On Wednesday 6th June, Charlie Fegan was the first ever winner of the exciting new Royal Society of Sculptors Bronze Award. The award is a new scheme that grants graduating students from the Royal Academy a three to six month residency at Milwyn Casting, a Fine Art Foundry based in Leatherhead, along with up to £3000 of materials. Fegan’s work involves moving image, sculpture, digital image and altered environments that work to reframe historical events and visual records. The Royal Society was originally established to advocate sculpture and the artists who created it- so encouraging and helping young artists via this brand new award is fitting with the Society’s historical purpose.
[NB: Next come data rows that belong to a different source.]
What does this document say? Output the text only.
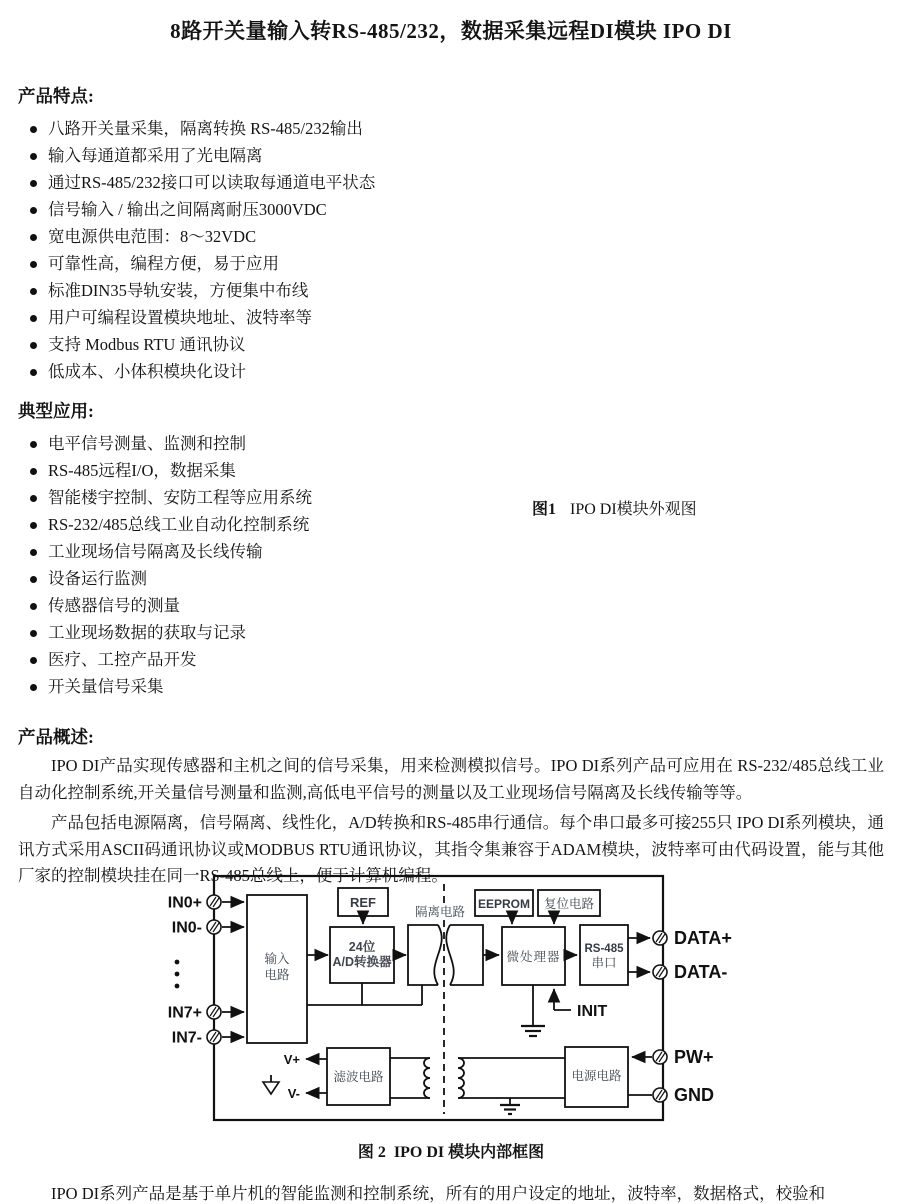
8路开关量输入转RS-485/232，数据采集远程DI模块 IPO DI
产品特点:
八路开关量采集，隔离转换 RS-485/232输出
输入每通道都采用了光电隔离
通过RS-485/232接口可以读取每通道电平状态
信号输入 / 输出之间隔离耐压3000VDC
宽电源供电范围：8～32VDC
可靠性高，编程方便，易于应用
标准DIN35导轨安装，方便集中布线
用户可编程设置模块地址、波特率等
支持 Modbus RTU 通讯协议
低成本、小体积模块化设计
典型应用:
电平信号测量、监测和控制
RS-485远程I/O，数据采集
智能楼宇控制、安防工程等应用系统
RS-232/485总线工业自动化控制系统
工业现场信号隔离及长线传输
设备运行监测
传感器信号的测量
工业现场数据的获取与记录
医疗、工控产品开发
开关量信号采集
图1 IPO DI模块外观图
产品概述:

IPO DI产品实现传感器和主机之间的信号采集，用来检测模拟信号。IPO DI系列产品可应用在 RS-232/485总线工业自动化控制系统,开关量信号测量和监测,高低电平信号的测量以及工业现场信号隔离及长线传输等等。

产品包括电源隔离，信号隔离、线性化，A/D转换和RS-485串行通信。每个串口最多可接255只 IPO DI系列模块，通讯方式采用ASCII码通讯协议或MODBUS RTU通讯协议，其指令集兼容于ADAM模块，波特率可由代码设置，能与其他厂家的控制模块挂在同一RS-485总线上，便于计算机编程。

IN0+
IN0-
IN7+
IN7-
输入
电路
REF
24位
A/D转换器
隔离电路
EEPROM 复位电路
微处理器
INIT
RS-485
串口
滤波电路
V+
V-
电源电路
DATA+
DATA-
PW+
GND
图 2 IPO DI 模块内部框图

IPO DI系列产品是基于单片机的智能监测和控制系统，所有的用户设定的地址，波特率，数据格式，校验和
Artist Christo unveiled his new piece ‘The London Mastaba’ situated on The Serpentine. The piece is 66 feet tall, weighs 600 tonnes, and is here to stay for the summer of 2018. The project cost £3 million and is names after a flat-roofed structure with sloping sides that originated some 6,000 years ago in Mesopotamia (the word “mastaba” means “eternal house" in Ancient Egyptian), it is a test for a mastaba roughly eight times as high that Christo hopes to put up in the desert in Abu Dhabi.